L'année 2016 a été bénéfique pour l'édition française

Si les chiffres de 2016 sont "rassurants" pour le secteur, "les performances des éditeurs français s'annoncent plus incertaines en 2017".
Si les chiffres de 2016 sont "rassurants" pour le secteur, "les performances des éditeurs français s'annoncent plus incertaines en 2017". - © Mercedes Rancaño Otero/Istock.com

Avec un chiffre d'affaires frôlant les 6 milliards d'euros, l'année 2016 a été bénéfique pour les éditeurs français, selon le classement annuel de l'édition française réalisé par l'hebdomadaire spécialisé Livres Hebdo.

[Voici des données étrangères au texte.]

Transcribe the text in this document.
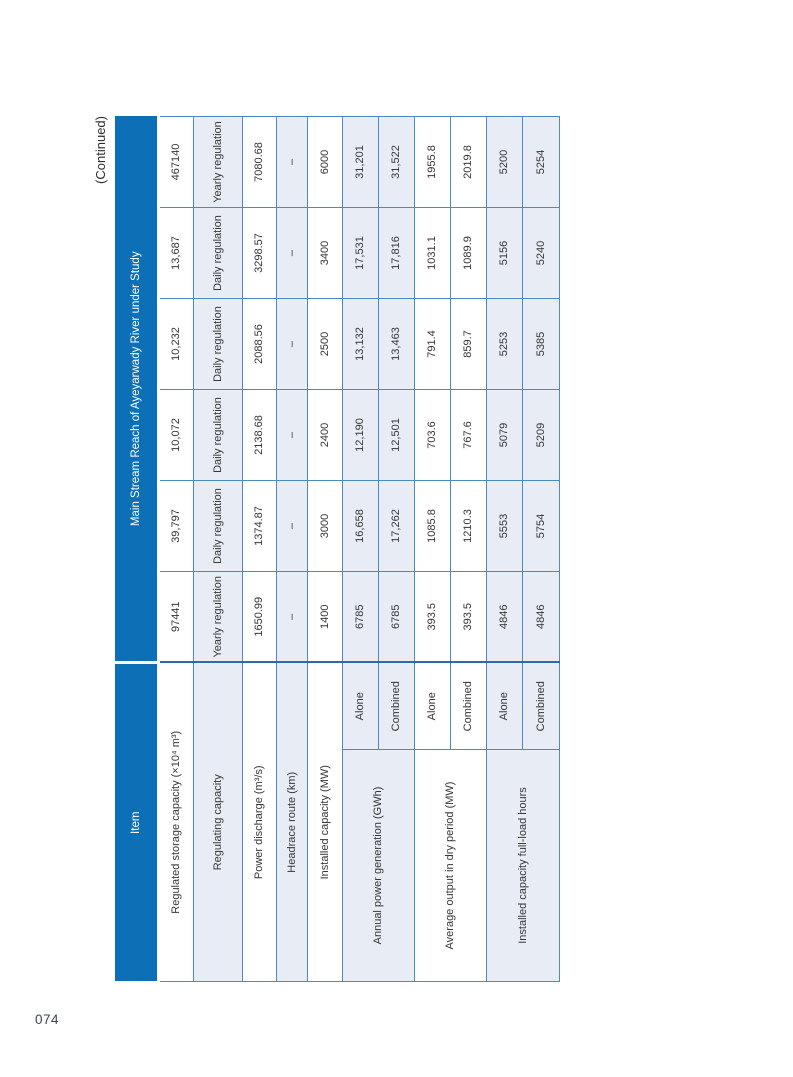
(Continued)
Item		Main Stream Reach of Ayeyarwady River under Study					
Regulated storage capacity (×10⁴ m³)		97441	39,797	10,072	10,232	13,687	467140
Regulating capacity		Yearly regulation	Daily regulation	Daily regulation	Daily regulation	Daily regulation	Yearly regulation
Power discharge (m³/s)		1650.99	1374.87	2138.68	2088.56	3298.57	7080.68
Headrace route (km)		–	–	–	–	–	–
Installed capacity (MW)		1400	3000	2400	2500	3400	6000
Annual power generation (GWh)	Alone	6785	16,658	12,190	13,132	17,531	31,201
	Combined	6785	17,262	12,501	13,463	17,816	31,522
Average output in dry period (MW)	Alone	393.5	1085.8	703.6	791.4	1031.1	1955.8
	Combined	393.5	1210.3	767.6	859.7	1089.9	2019.8
Installed capacity full-load hours	Alone	4846	5553	5079	5253	5156	5200
	Combined	4846	5754	5209	5385	5240	5254
074
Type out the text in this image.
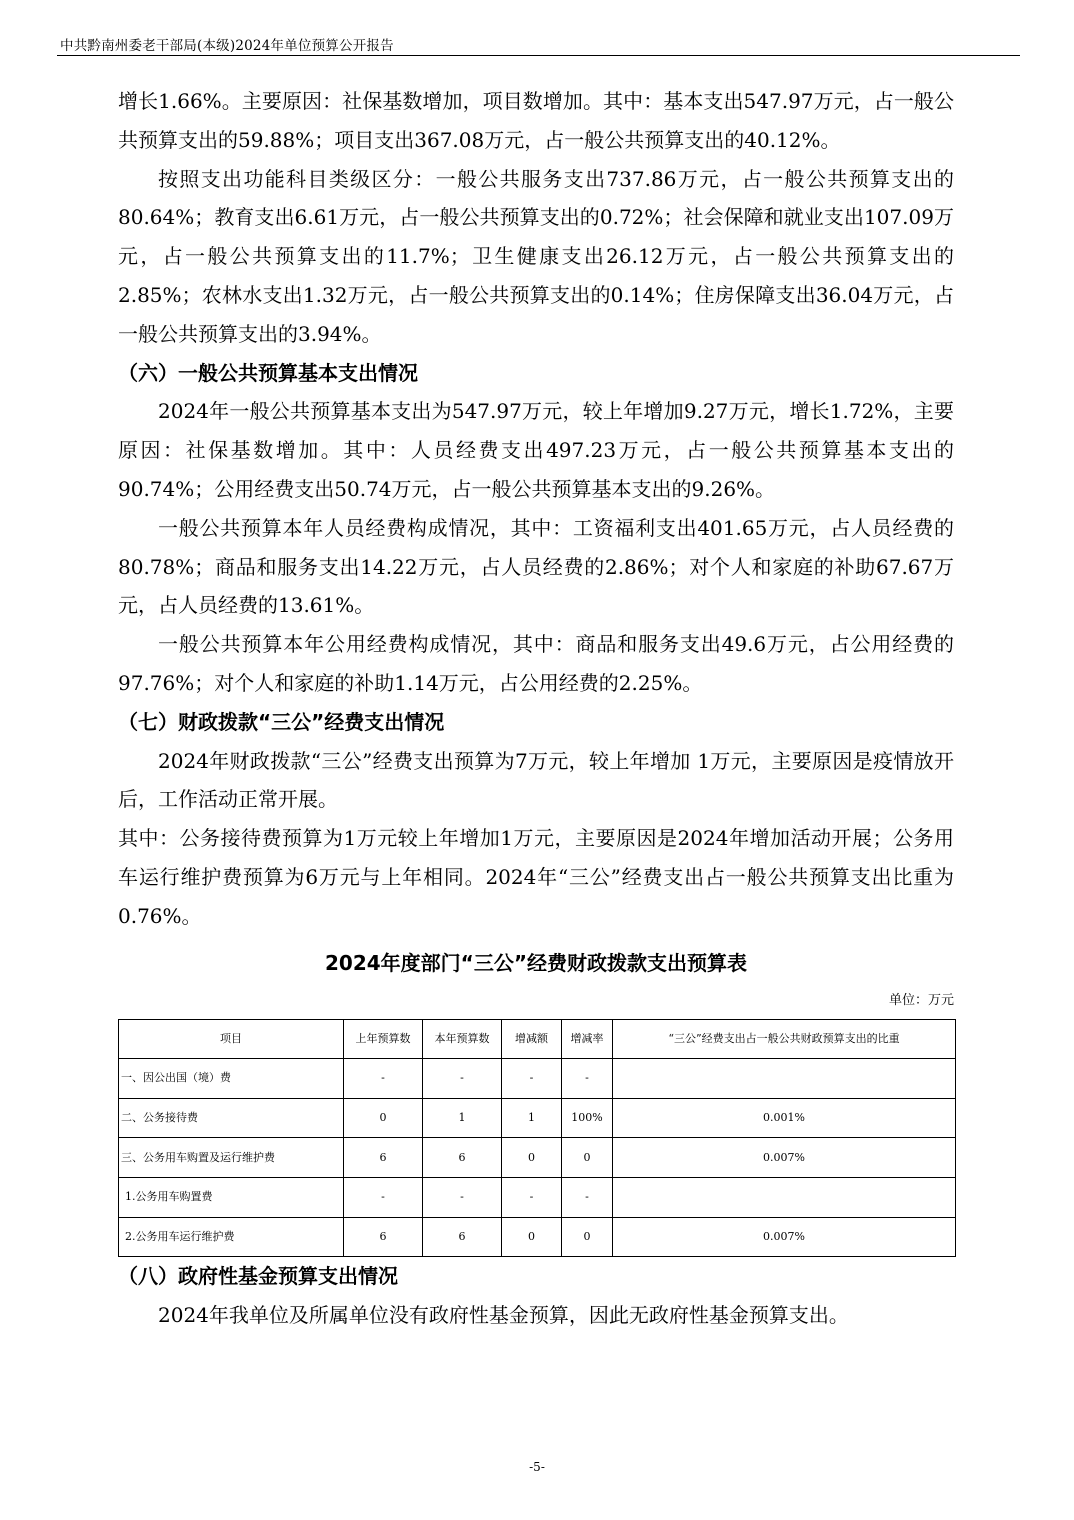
中共黔南州委老干部局(本级)2024年单位预算公开报告

增长1.66%。主要原因：社保基数增加，项目数增加。其中：基本支出547.97万元，占一般公共预算支出的59.88%；项目支出367.08万元，占一般公共预算支出的40.12%。

按照支出功能科目类级区分：一般公共服务支出737.86万元，占一般公共预算支出的80.64%；教育支出6.61万元，占一般公共预算支出的0.72%；社会保障和就业支出107.09万元，占一般公共预算支出的11.7%；卫生健康支出26.12万元，占一般公共预算支出的2.85%；农林水支出1.32万元，占一般公共预算支出的0.14%；住房保障支出36.04万元，占一般公共预算支出的3.94%。

（六）一般公共预算基本支出情况

2024年一般公共预算基本支出为547.97万元，较上年增加9.27万元，增长1.72%，主要原因：社保基数增加。其中：人员经费支出497.23万元，占一般公共预算基本支出的90.74%；公用经费支出50.74万元，占一般公共预算基本支出的9.26%。

一般公共预算本年人员经费构成情况，其中：工资福利支出401.65万元，占人员经费的80.78%；商品和服务支出14.22万元，占人员经费的2.86%；对个人和家庭的补助67.67万元，占人员经费的13.61%。

一般公共预算本年公用经费构成情况，其中：商品和服务支出49.6万元，占公用经费的97.76%；对个人和家庭的补助1.14万元，占公用经费的2.25%。

（七）财政拨款“三公”经费支出情况

2024年财政拨款“三公”经费支出预算为7万元，较上年增加 1万元，主要原因是疫情放开后，工作活动正常开展。

其中：公务接待费预算为1万元较上年增加1万元，主要原因是2024年增加活动开展；公务用车运行维护费预算为6万元与上年相同。2024年“三公”经费支出占一般公共预算支出比重为0.76%。

2024年度部门“三公”经费财政拨款支出预算表
单位：万元
项目	上年预算数	本年预算数	增减额	增减率	“三公”经费支出占一般公共财政预算支出的比重
一、因公出国（境）费	-	-	-	-	
二、公务接待费	0	1	1	100%	0.001%
三、公务用车购置及运行维护费	6	6	0	0	0.007%
1.公务用车购置费	-	-	-	-	
2.公务用车运行维护费	6	6	0	0	0.007%
（八）政府性基金预算支出情况

2024年我单位及所属单位没有政府性基金预算，因此无政府性基金预算支出。

-5-
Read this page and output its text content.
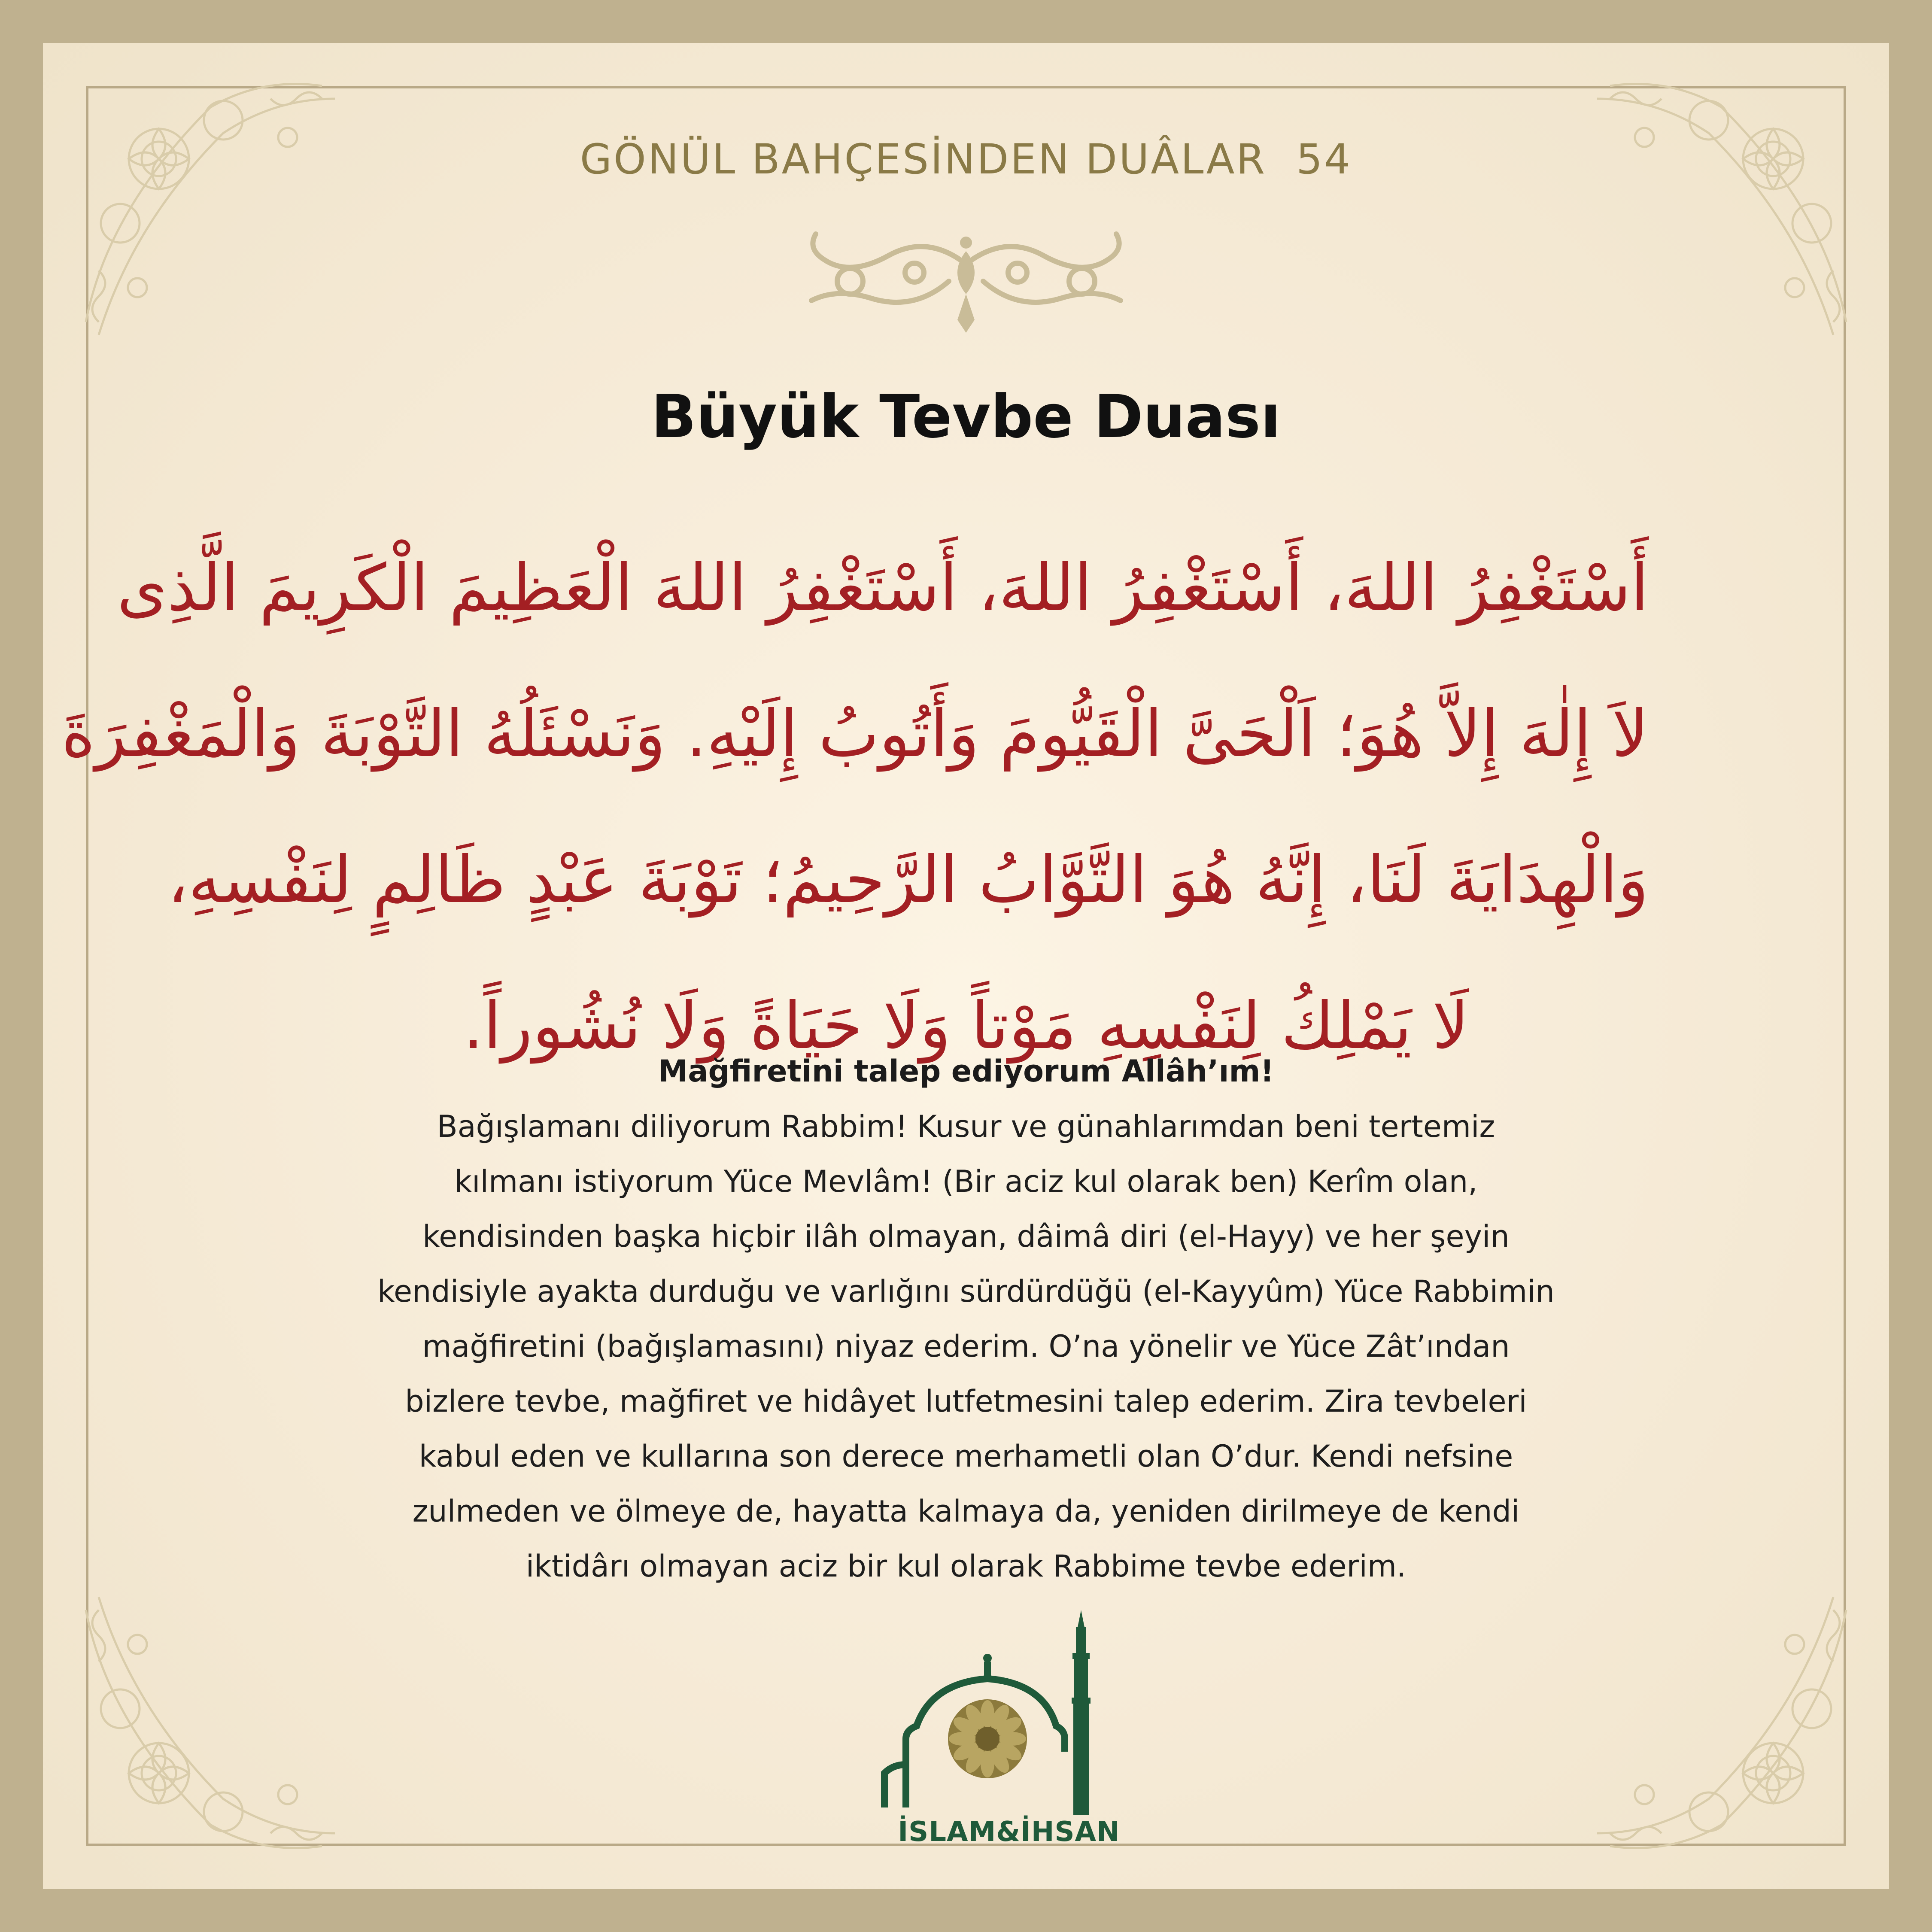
GÖNÜL BAHÇESİNDEN DUÂLAR  54
Büyük Tevbe Duası
أَسْتَغْفِرُ اللهَ، أَسْتَغْفِرُ اللهَ، أَسْتَغْفِرُ اللهَ الْعَظِيمَ الْكَرِيمَ الَّذِى
لاَ إِلٰهَ إِلاَّ هُوَ؛ اَلْحَىَّ الْقَيُّومَ وَأَتُوبُ إِلَيْهِ. وَنَسْئَلُهُ التَّوْبَةَ وَالْمَغْفِرَةَ
وَالْهِدَايَةَ لَنَا، إِنَّهُ هُوَ التَّوَّابُ الرَّحِيمُ؛ تَوْبَةَ عَبْدٍ ظَالِمٍ لِنَفْسِهِ،
لَا يَمْلِكُ لِنَفْسِهِ مَوْتاً وَلَا حَيَاةً وَلَا نُشُوراً.
Mağfiretini talep ediyorum Allâh’ım!
Bağışlamanı diliyorum Rabbim! Kusur ve günahlarımdan beni tertemiz
kılmanı istiyorum Yüce Mevlâm! (Bir aciz kul olarak ben) Kerîm olan,
kendisinden başka hiçbir ilâh olmayan, dâimâ diri (el-Hayy) ve her şeyin
kendisiyle ayakta durduğu ve varlığını sürdürdüğü (el-Kayyûm) Yüce Rabbimin
mağfiretini (bağışlamasını) niyaz ederim. O’na yönelir ve Yüce Zât’ından
bizlere tevbe, mağfiret ve hidâyet lutfetmesini talep ederim. Zira tevbeleri
kabul eden ve kullarına son derece merhametli olan O’dur. Kendi nefsine
zulmeden ve ölmeye de, hayatta kalmaya da, yeniden dirilmeye de kendi
iktidârı olmayan aciz bir kul olarak Rabbime tevbe ederim.
İSLAM&İHSAN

Alors que les ventes de livres au détail sont restées stables en 2016, les maisons d'édition ont accru globalement leur chiffre d'affaires, de 3,7% par rapport à l'année précédente.

Une des principales raisons de cette embellie est la réforme massive des programmes scolaires, entamée à la rentrée 2016. Cette réforme a permis à des éditeurs comme Editis (qui détient notamment Nathan et Bordas), Hatier, Magnard-Vuibert ou Belin d'afficher des chiffres d'affaires en nette hausse.

Au total, 196 éditeurs ont réalisé un chiffre d'affaires d'au moins un million d'euros.

Hachette Livre, la branche édition du groupe Lagardère, domine toujours très largement le secteur de l'édition française avec un chiffre d'affaires de 2,26 milliards d'euros, en hausse de 2,6% par rapport en 2015.

L'éditeur, qui s'inscrit au 5e rang mondial de l'édition (hors édition professionnelle), emploie plus de 7.000 personnes réparties dans 70 pays et compte plus de 150 marques (Larousse, Livre de poche, JC Lattès, Fayard, Grasset, Stock, Calmann-Lévy...).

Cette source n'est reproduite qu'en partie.